We also explored GRPO-style reinforcement learning, and the early attempt didn't go well enough to claim any progress. Sampled completions received zero reward across logged steps, gradients were effectively uninformative, and memory pressure was high. That run was stopped before producing a meaningful checkpoint. The key takeaway is that RL should not be layered on top of a weak or poorly shaped SFT checkpoint. If the model cannot reliably produce executable candidates, sparse pass/fail rewards do not give it much to learn from. The next GRPO attempt will be built upon a clean SFT checkpoint, use tighter generation settings, trace rewards carefully, and verify nonzero learning signal before scaling.
A few practical conclusions from the project so far. Evaluation extraction matters, but it cannot explain away all regressions. Target truncation is particularly damaging for code fine-tuning. Small, clean, executable examples can improve reliability quickly. The biggest surprise was that the best checkpoint appeared well before the end of training, which is a good reminder that more training is not always better, especially on small datasets. For ML research code, the difference between "looks right" and "runs correctly" is the entire ballgame. Code post-training should optimize for executable contracts, not just code-shaped text.

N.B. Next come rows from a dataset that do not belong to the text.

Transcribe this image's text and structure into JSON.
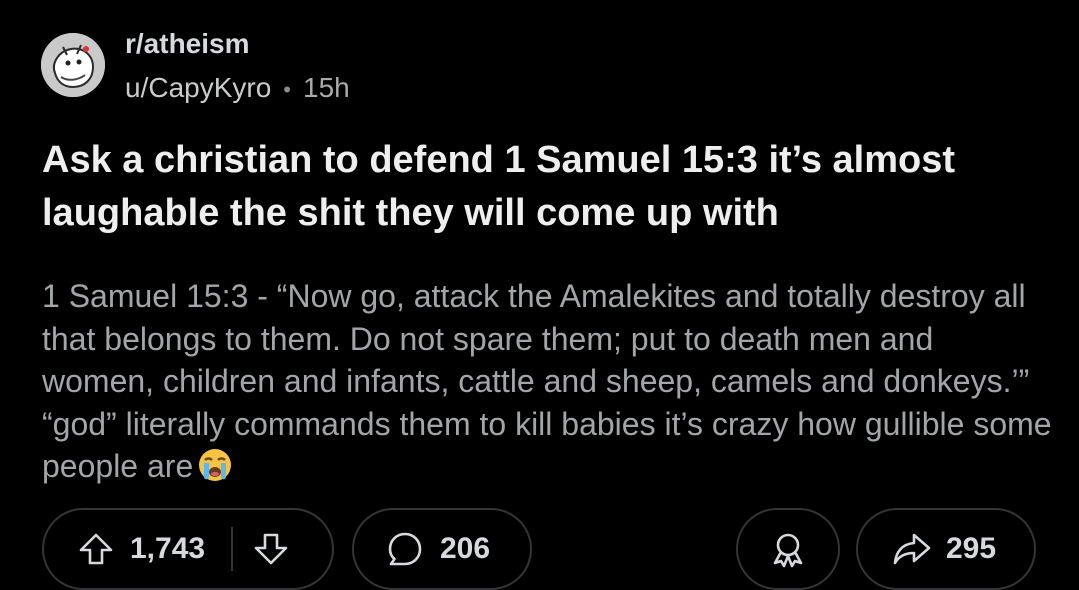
{
  "post": {
    "subreddit": "r/atheism",
    "author": "u/CapyKyro",
    "separator": "•",
    "age": "15h",
    "title": "Ask a christian to defend 1 Samuel 15:3 it’s almost laughable the shit they will come up with",
    "body": "1 Samuel 15:3 - “Now go, attack the Amalekites and totally destroy all that belongs to them. Do not spare them; put to death men and women, children and infants, cattle and sheep, camels and donkeys.’” “god” literally commands them to kill babies it’s crazy how gullible some people are",
    "body_emoji": "loudly-crying-face"
  },
  "actions": {
    "upvote_count": "1,743",
    "comment_count": "206",
    "share_count": "295"
  },
  "icons": {
    "avatar": "subreddit-avatar-icon",
    "upvote": "upvote-arrow-icon",
    "downvote": "downvote-arrow-icon",
    "comment": "comment-bubble-icon",
    "award": "award-icon",
    "share": "share-arrow-icon"
  },
  "colors": {
    "background": "#000000",
    "title": "#eeeeef",
    "body": "#a3a6a8",
    "pill_border": "#343536"
  }
}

The next phase is turning the current development win into something more robust. That means expanding the clean standalone-code dataset without benchmark leakage, adding more import-complete PyTorch and tensor-programming examples, carefully testing longer-context clean SFT variants, and evaluating on external coding holdouts rather than just the internal benchmark. GRPO is still on the table, but only after reward signal and memory behavior are properly validated, and only after separating formatting and completeness failures from true reasoning failures. Clean SFT moved GPT-OSS-20B above the base model on the internal benchmark, and more importantly, there is now a much clearer diagnosis of what went wrong and a sharper path for improving executable reliability.